Randomized Masked Finetuning: An Efficient Way to Mitigate Memorization of PIIs in LLMs
Published on arXiv
2512.03310
Model Inversion Attack
OWASP ML Top 10 — ML03
Sensitive Information Disclosure
OWASP LLM Top 10 — LLM06
Key Finding
RMFT achieves 80.81% reduction in Total Extraction Rate and 80.17% reduction in Seen Extraction Rate versus baseline fine-tuning, with only a 5.73% perplexity increase on GPT-2 XL.

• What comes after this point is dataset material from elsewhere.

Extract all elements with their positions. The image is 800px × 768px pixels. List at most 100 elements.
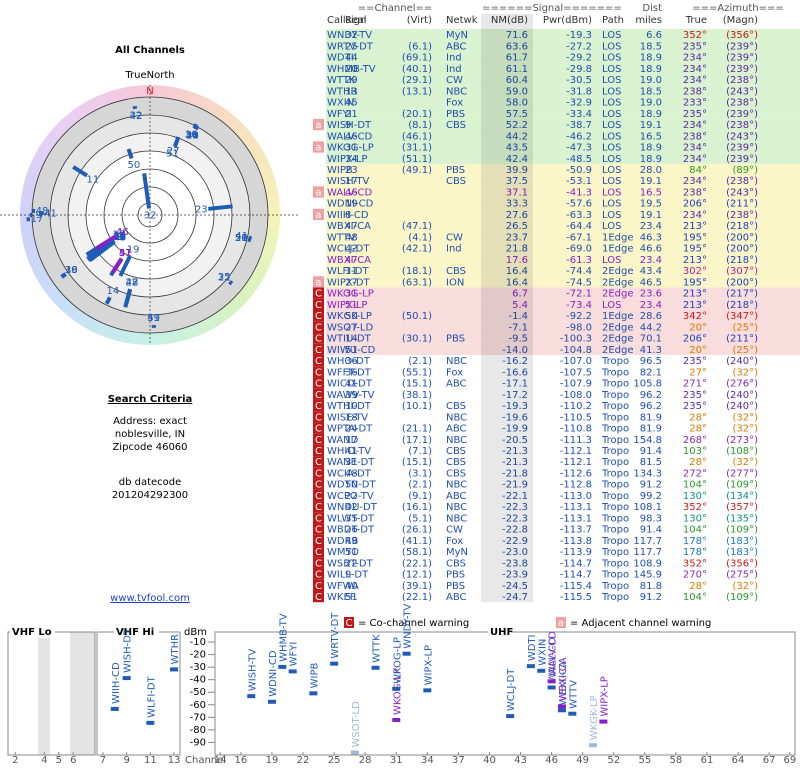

Randomized Masked Fine-Tuning (RMFT)
Novel technique introduced
The current literature on memorization in Natural Language Models, especially Large Language Models (LLMs), poses severe security and privacy risks, as models tend to memorize personally identifying information (PIIs) from training data. We introduce Randomized Masked Fine-Tuning (RMFT), a novel privacy-preserving fine-tuning technique that reduces PII memorization while minimizing performance impact. Using the Enron Email Dataset, we demonstrate that RMFT achieves an 80.81% reduction in Total Extraction Rate and 80.17% reduction in Seen Extraction Rate compared to baseline fine-tuning, outperforming deduplication methods while maintaining only a 5.73% increase in perplexity. We present MaxTER, a Pareto-optimal evaluation framework for assessing privacy-utility tradeoffs, and show the performance of RMFT vs Deduplication by Area Under The Response Curve (AURC) metric.
Key Contributions
- RMFT: a fine-tuning technique that preserves only the first occurrence of each PII in training data and masks duplicates with structurally similar synthetic values, reducing memorization without removing data
- MaxTER: a Pareto-optimal evaluation framework characterizing the privacy-utility tradeoff using Total Extraction Rate (TER), Seen Extraction Rate (SER), and Mean Delta Perplexity (MDP) with an AURC comparison metric
- Empirical demonstration on the Enron Email Dataset with GPT-2 XL and GPT-Neo-1.3B showing 80%+ TER reduction at only ~6% perplexity cost, outperforming deduplication on the privacy-utility tradeoff
🛡️ Threat Analysis
The core threat is an adversary extracting private training data (email addresses) from the LLM using targeted prompts — a classic training data reconstruction/extraction attack. RMFT directly defends against this by reducing PII memorization during fine-tuning, and extraction rates are measured against an adversarial extraction protocol adapted from Carlini et al.